MADRID (Reuters) – Spain’s far-right party Vox is open to forming a national and regional governing coalition with the conservative Popular Party (PP), Vox leader Santiago Abascal said on Monday after the right-wing parties would win regional elections.
In response to the massive defeat of his Socialist Party (PSOE) and its left-wing ally, Podemos, in Sunday’s elections, the prime minister, Pedro Sánchez, has called early national elections for July.
Abascal said that his party, together with the PP, would be open to “making an alternative” to Sánchez.
The PP, the second party in the Congress of Deputies behind the PPOE, is now in a position to govern alone in two autonomous communities and Vox as junior partner in the other six.
Sunday’s results also indicate that the PP and Vox, which are anti-immigration and anti-separatist, could oust Sanchez if repeated at the national parliamentary level.

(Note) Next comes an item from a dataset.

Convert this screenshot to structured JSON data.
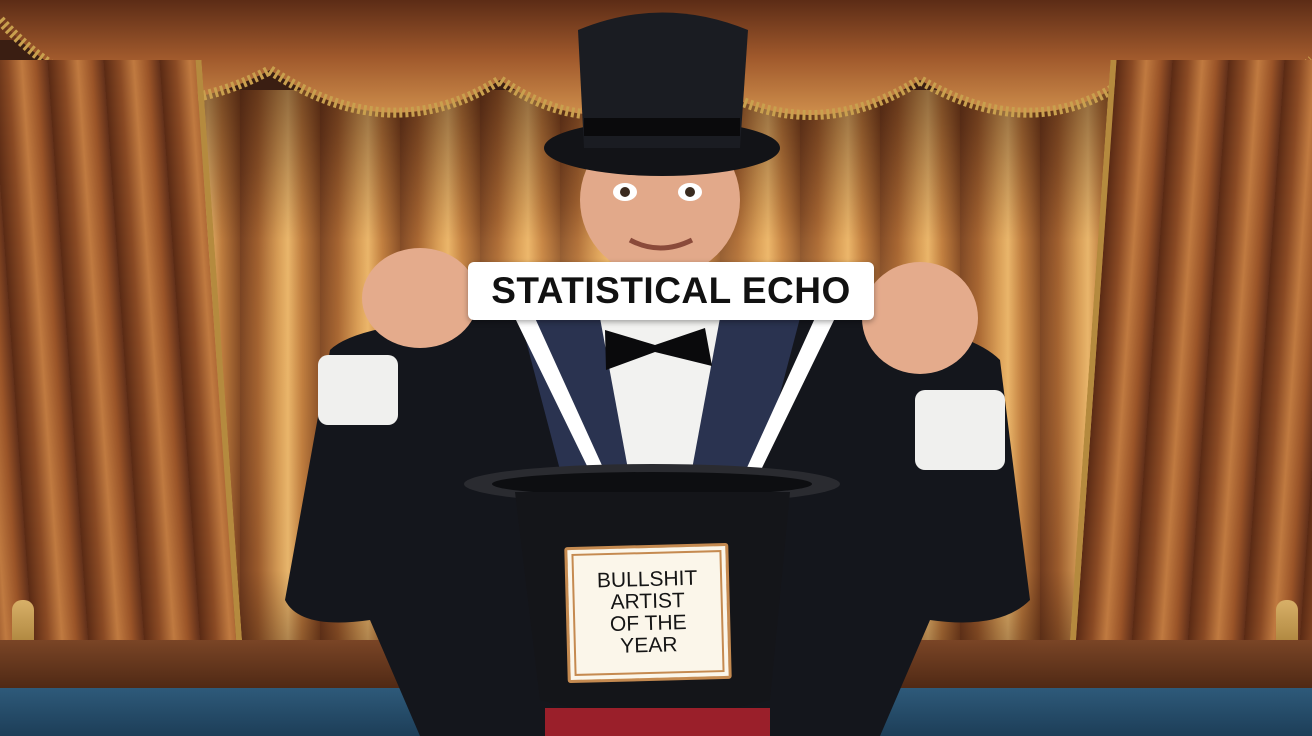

When asked whether he would offer the position of vice-president of government to PP leader Alberto Núñez Feijo if Vox comes first in the national elections, Abascal replied: “If they give us an absolute majority, yes.”
In the 2019 national elections, Vox received just over 15% of the vote and became the third party in the Congress of Deputies with 52 of the 350 seats in the chamber.
Abascal said Sanchez called for early elections because he felt he could benefit from the measure, but said his term had expired.